Furthermore, the National Childcare Scheme (NCS), which is a new, national scheme of financial support for parents towards the cost of childcare, will be significant move forward in delivering quality, accessible, affordable childcare to families throughout Ireland.  NCS will launch this October, with payments flowing from November. The Scheme entails a fundamental shift away from subsidies grounded in medical card and social protection entitlements, and towards a comprehensive and progressive system of universal and income-based subsidies that will benefit a much greater part of the population, and in particular working families.  It is a single, streamlined and user-friendly scheme which will ultimately replace the existing targeted childcare schemes. However, the Early Childhood Care and Education (ECCE) programme will not be affected.
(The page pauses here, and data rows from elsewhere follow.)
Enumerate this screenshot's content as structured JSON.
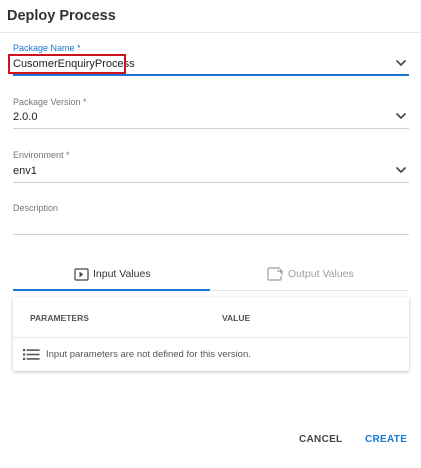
{
  "dialog": {
    "title": "Deploy Process"
  },
  "form": {
    "package_name": {
      "label": "Package Name *",
      "value": "CusomerEnquiryProcess"
    },
    "package_version": {
      "label": "Package Version *",
      "value": "2.0.0"
    },
    "environment": {
      "label": "Environment *",
      "value": "env1"
    },
    "description": {
      "label": "Description",
      "value": ""
    }
  },
  "tabs": [
    {
      "label": "Input Values",
      "icon": "input-icon",
      "active": true
    },
    {
      "label": "Output Values",
      "icon": "output-icon",
      "active": false
    }
  ],
  "parameters_table": {
    "columns": [
      "PARAMETERS",
      "VALUE"
    ],
    "empty_message": "Input parameters are not defined for this version.",
    "empty_icon": "list-icon"
  },
  "actions": {
    "cancel_label": "CANCEL",
    "create_label": "CREATE"
  },
  "colors": {
    "accent": "#1976d2",
    "highlight_border": "#d0121b"
  }
}
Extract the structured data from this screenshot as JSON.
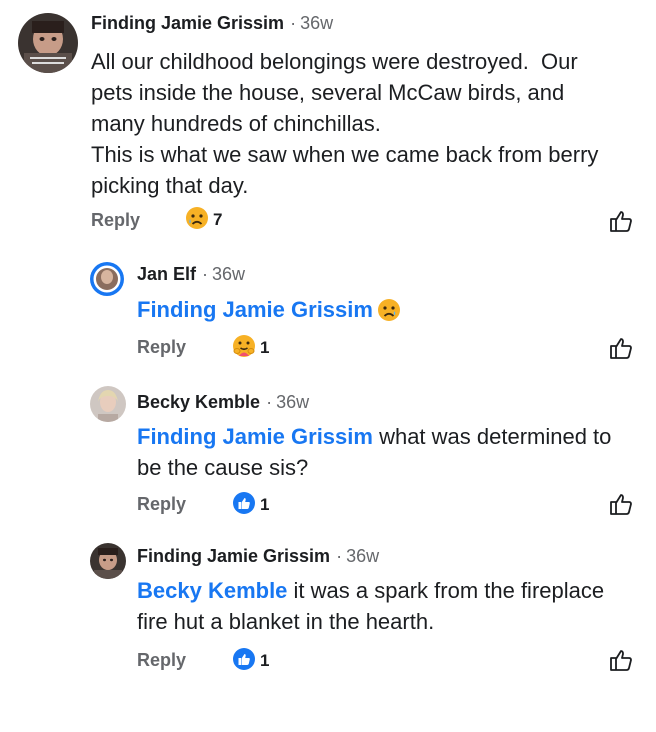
{
  "comments": [
    {
      "author": "Finding Jamie Grissim",
      "time": "36w",
      "text_lines": [
        "All our childhood belongings were destroyed.  Our",
        "pets inside the house, several McCaw birds, and",
        "many hundreds of chinchillas.",
        "This is what we saw when we came back from berry",
        "picking that day."
      ],
      "reply_label": "Reply",
      "reaction": "sad-face-icon",
      "reaction_count": "7"
    },
    {
      "author": "Jan Elf",
      "time": "36w",
      "mention": "Finding Jamie Grissim",
      "reply_label": "Reply",
      "reaction": "care-face-icon",
      "reaction_count": "1"
    },
    {
      "author": "Becky Kemble",
      "time": "36w",
      "mention": "Finding Jamie Grissim",
      "text_line1": " what was determined to",
      "text_line2": "be the cause sis?",
      "reply_label": "Reply",
      "reaction": "like-icon",
      "reaction_count": "1"
    },
    {
      "author": "Finding Jamie Grissim",
      "time": "36w",
      "mention": "Becky Kemble",
      "text_line1": " it was a spark from the fireplace",
      "text_line2": "fire hut a blanket in the hearth.",
      "reply_label": "Reply",
      "reaction": "like-icon",
      "reaction_count": "1"
    }
  ],
  "dot": "·",
  "colors": {
    "mention": "#1877f2",
    "secondary": "#65676b",
    "like_blue": "#1877f2"
  }
}
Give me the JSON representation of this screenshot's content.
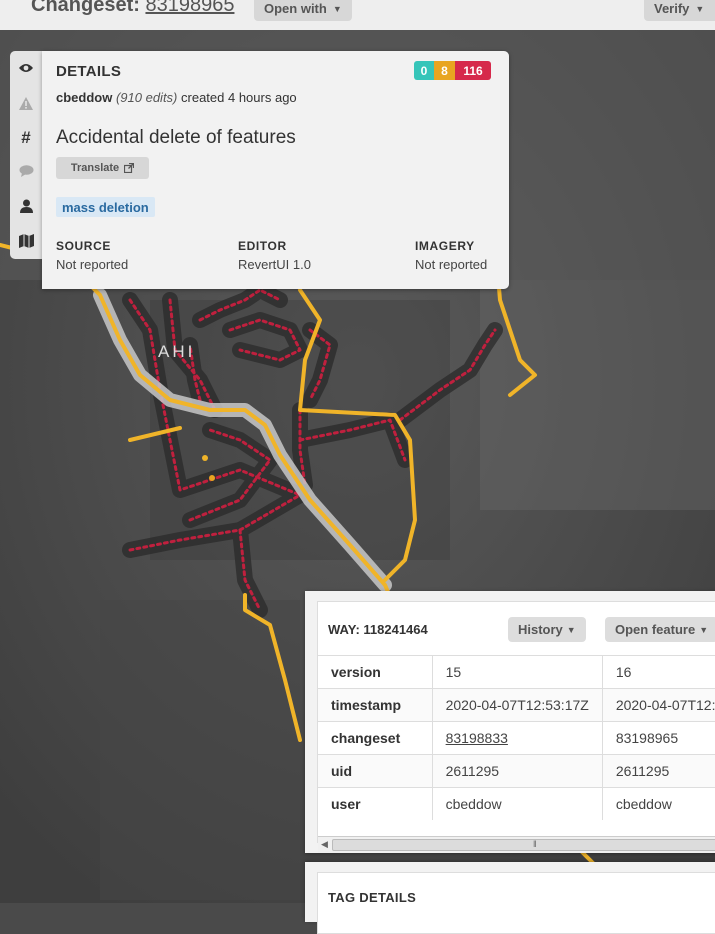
{
  "header": {
    "changeset_label": "Changeset:",
    "changeset_id": "83198965",
    "open_with_label": "Open with",
    "verify_label": "Verify"
  },
  "sidebar": {
    "icons": [
      "eye-icon",
      "warning-icon",
      "hash-icon",
      "comment-icon",
      "user-icon",
      "map-icon"
    ]
  },
  "details": {
    "title": "DETAILS",
    "counts": {
      "added": "0",
      "modified": "8",
      "deleted": "116"
    },
    "user": "cbeddow",
    "edits": "(910 edits)",
    "created": "created 4 hours ago",
    "comment": "Accidental delete of features",
    "translate_label": "Translate",
    "tag": "mass deletion",
    "source_key": "SOURCE",
    "source_value": "Not reported",
    "editor_key": "EDITOR",
    "editor_value": "RevertUI 1.0",
    "imagery_key": "IMAGERY",
    "imagery_value": "Not reported"
  },
  "map": {
    "place_label": "AHI"
  },
  "way": {
    "title": "WAY: 118241464",
    "history_label": "History",
    "open_feature_label": "Open feature",
    "rows": [
      {
        "key": "version",
        "old": "15",
        "new": "16"
      },
      {
        "key": "timestamp",
        "old": "2020-04-07T12:53:17Z",
        "new": "2020-04-07T12:"
      },
      {
        "key": "changeset",
        "old": "83198833",
        "new": "83198965"
      },
      {
        "key": "uid",
        "old": "2611295",
        "new": "2611295"
      },
      {
        "key": "user",
        "old": "cbeddow",
        "new": "cbeddow"
      }
    ]
  },
  "tag_details": {
    "title": "TAG DETAILS"
  },
  "colors": {
    "added": "#36c5b9",
    "modified": "#e8a521",
    "deleted": "#d6294b",
    "road": "#f0b429"
  }
}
By making this shift and by tangibly reducing the cost of quality childcare for thousands of families across Ireland, the Scheme aims to improve children's outcomes, support lifelong learning, make work pay and reduce child poverty. It is also designed to have a positive impact on gender equality in relation to labour market participation and employment opportunities.

The Scheme has already been amended to expand the benefits for working families. As part of Budget 2019, the income threshold levels used for assessing the level of subsidy to which a parent may be entitled were raised.

The significant increase in the Scheme's maximum net income threshold from €47,000 to €60,000 per annum means that an estimated 7,500 more children will benefit from the scheme relative to the original proposals.  Over 40,000 other children, already eligible, will see increases to their subsidies.

I am also very pleased that I have managed to adjust the lower income threshold, meaning that maximum subsidy rates will now be paid to all families with a net annual income of up to €26,000 (up from €22,700). 

This ‘poverty proofs’ the Scheme by ensuring that families at or below the relative income poverty line will benefit from the very highest subsidy rates under the scheme. It will also make work pay for parents in employment or training as they will now be able to avail of help with their childcare costs.